A Practical Starting Point

You don't need to implement everything at once. A phased approach reduces risk and surfaces value incrementally:

Week 1: Assign trace_id to every request. Log input/output token counts per LLM call. Track E2E latency and cost by feature. This alone surfaces most cost surprises.

Month 1: Add span hierarchy for retrieval, inference, and tool calls using OTel GenAI conventions. Build a reliability dashboard: TTFT P95, error rate, token usage, and cost per request. Set budget alerts at 80% of monthly targets.

Month 2: Add online evaluations on 5-10% of production traffic. Track groundedness and relevance for RAG pipelines. Add guardrail spans for safety checks. Create annotation queues for human review of low-scoring traces.

Ongoing: Version your prompts. Capture problematic production traces as regression datasets. Run quality evals as part of model update deployment gates. Without this last step, provider model updates become invisible risk.

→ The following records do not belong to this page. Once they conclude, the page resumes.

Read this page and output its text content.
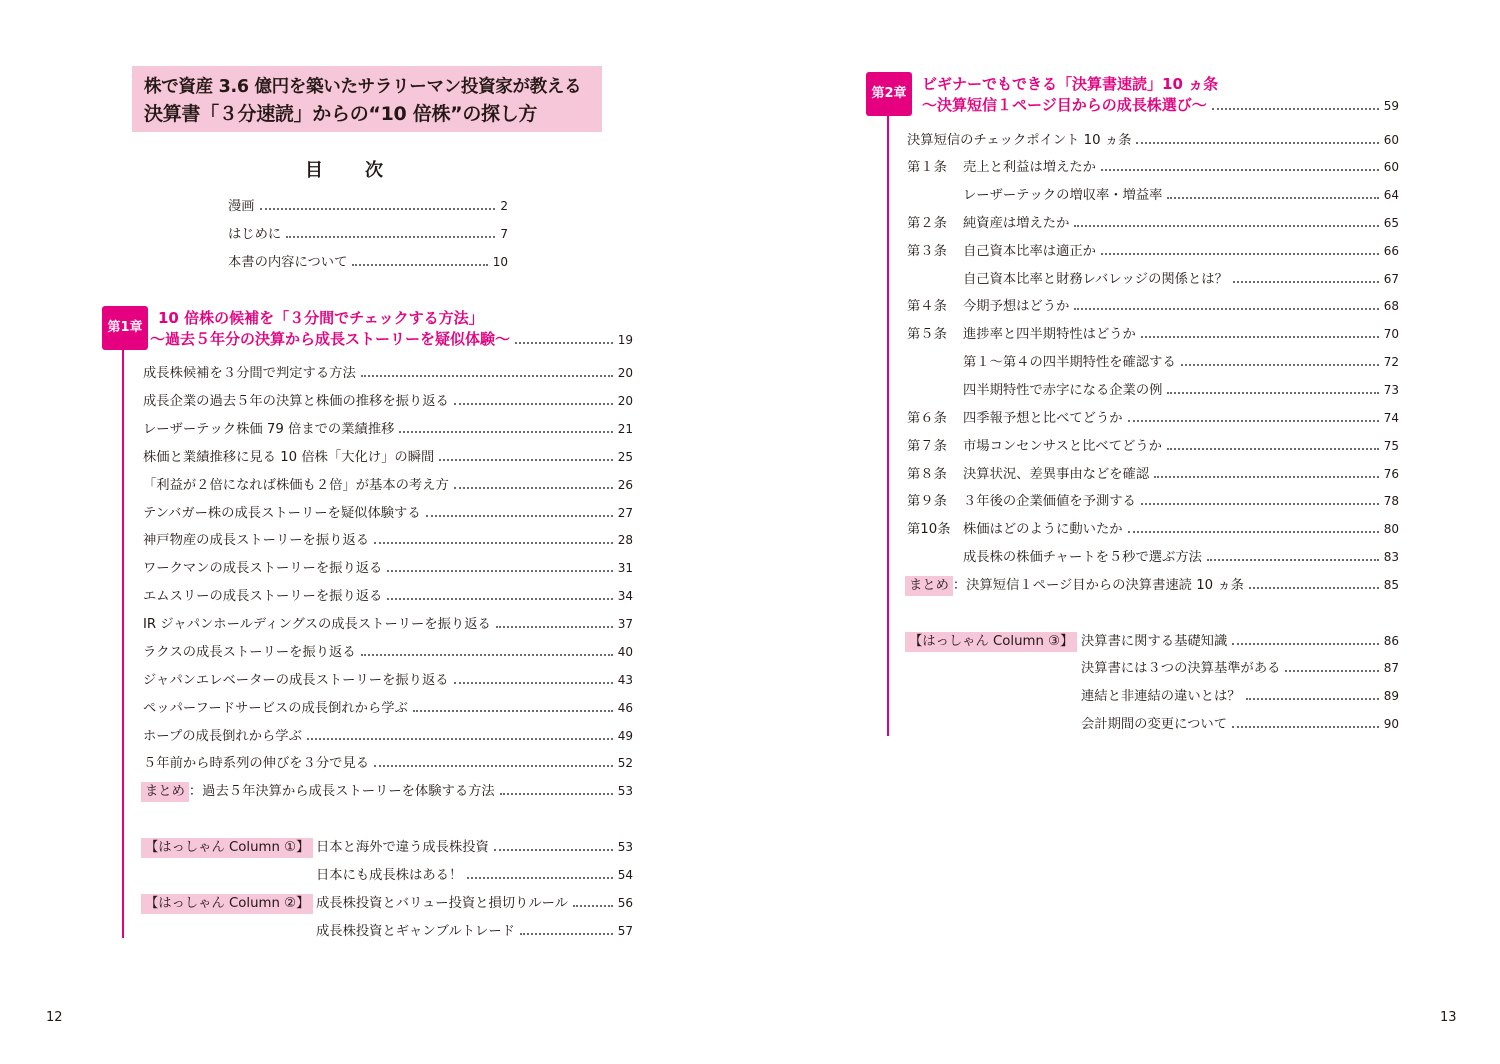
株で資産 3.6 億円を築いたサラリーマン投資家が教える
決算書「３分速読」からの“10 倍株”の探し方
目　次
漫画	2
はじめに	7
本書の内容について	10
第1章
10 倍株の候補を「３分間でチェックする方法」
〜過去５年分の決算から成長ストーリーを疑似体験〜	19
成長株候補を３分間で判定する方法	20
成長企業の過去５年の決算と株価の推移を振り返る	20
レーザーテック株価 79 倍までの業績推移	21
株価と業績推移に見る 10 倍株「大化け」の瞬間	25
「利益が２倍になれば株価も２倍」が基本の考え方	26
テンバガー株の成長ストーリーを疑似体験する	27
神戸物産の成長ストーリーを振り返る	28
ワークマンの成長ストーリーを振り返る	31
エムスリーの成長ストーリーを振り返る	34
IR ジャパンホールディングスの成長ストーリーを振り返る	37
ラクスの成長ストーリーを振り返る	40
ジャパンエレベーターの成長ストーリーを振り返る	43
ペッパーフードサービスの成長倒れから学ぶ	46
ホープの成長倒れから学ぶ	49
５年前から時系列の伸びを３分で見る	52
まとめ ：過去５年決算から成長ストーリーを体験する方法	53
【はっしゃん Column ①】 日本と海外で違う成長株投資	53
日本にも成長株はある！	54
【はっしゃん Column ②】 成長株投資とバリュー投資と損切りルール	56
成長株投資とギャンブルトレード	57
第2章
ビギナーでもできる「決算書速読」10 ヵ条
〜決算短信１ページ目からの成長株選び〜	59
決算短信のチェックポイント 10 ヵ条	60
第１条	売上と利益は増えたか	60
レーザーテックの増収率・増益率	64
第２条	純資産は増えたか	65
第３条	自己資本比率は適正か	66
自己資本比率と財務レバレッジの関係とは？	67
第４条	今期予想はどうか	68
第５条	進捗率と四半期特性はどうか	70
第１～第４の四半期特性を確認する	72
四半期特性で赤字になる企業の例	73
第６条	四季報予想と比べてどうか	74
第７条	市場コンセンサスと比べてどうか	75
第８条	決算状況、差異事由などを確認	76
第９条	３年後の企業価値を予測する	78
第10条 株価はどのように動いたか	80
成長株の株価チャートを５秒で選ぶ方法	83
まとめ ：決算短信１ページ目からの決算書速読 10 ヵ条	85
【はっしゃん Column ③】 決算書に関する基礎知識	86
決算書には３つの決算基準がある	87
連結と非連結の違いとは？	89
会計期間の変更について	90
12	13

The goal is not comprehensive telemetry — it's actionable telemetry. An alert on hallucination rate crossing a threshold is worth more than a hundred latency graphs. A production trace showing which documents were retrieved and what score they had is worth more than the system prompt alone when debugging a wrong answer.

Your APM dashboard will stay green while your users complain. Build the pipeline that explains why.